Wednesday, December 14, 2005

Photo Storage Tips

By Christina VanGinkel

Some photos turn out to be very special, when compared to others, though we often do not realize this until long after the photo was taken. Because of this small fact, it is of utmost importance to care for all of our photographs as if they were of the same high priority as those that mean the world to us. Dumping them in a cardboard box, or a plastic shoe saver is not only how not to store them, it can even be damaging to them. Photographs need to be stored in containers that are acid free, and free of several other harmful properties including peroxides and wood fibers. The easiest way to be sure they are in storage containers that will not harm them is to purchase those that are marked museum or archival save. This goes for all materials that they will be exposed to while they are in storage.
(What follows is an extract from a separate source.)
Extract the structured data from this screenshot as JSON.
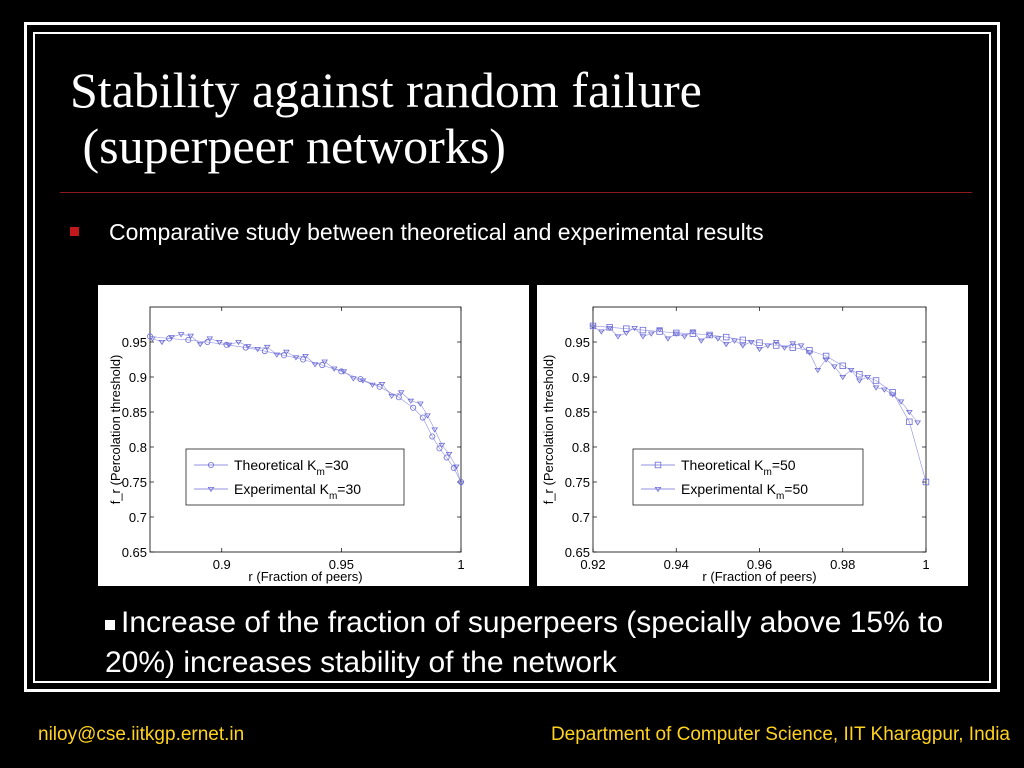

Many old style magnetic albums are not safe for photos, and that is why many of the photos stored in albums such as these are now, some twenty to thirty years later already turning yellow and fading dramatically. If you have old photos stored in albums such as these, remove them immediately and move them to proper storage containers. If some are already damaged to the point that you feel they cannot be salvaged, try scanning them and reprinting. Many good software products are available that may be able to help you restore them to their former glory.

Temperature and humidity levels are also important to a photograph's health. Temperature is recommended to be no higher than 70 to 75 degrees, with a humidity level of no more than fifty. Some experts will even recommend a humidity level of no more than 30, especially for long-term storage. This is why museums have such strict guidelines for temperature and humidity levels, as these two things if left to their own devices, can quickly cause irreparable damage.

Handling photographs often can also be damaging to them, as the oils on our own hands can be strong enough to cause irreparable damage. Wash and dry your hands thoroughly before handling. Negatives and slides are especially sensitive to oils found on the hands, and I have always been told it is practical to wear a simple pair of cotton gloves before handling, to keep them from deteriorating or becoming damaged.

Where you place your storage containers, can also have an adverse effect on your photos. Do not store them in a closet that has mothballs, or stack them in a basement or garage where they may be exposed to cleaning solvents, or other odorous materials. Be sure you do not hang framed pictures in direct sunlight either, as the sun can cause the ink in a photograph to break down drastically quicker than if the same photograph were hung out of the direct sunlight.

When storing photographs in a scrapbook album, be sure to use only acid free products, including all papers, embellishments, and adhesives, as anything that comes in contact with your photos that is not acid or lignin free, can cause damage.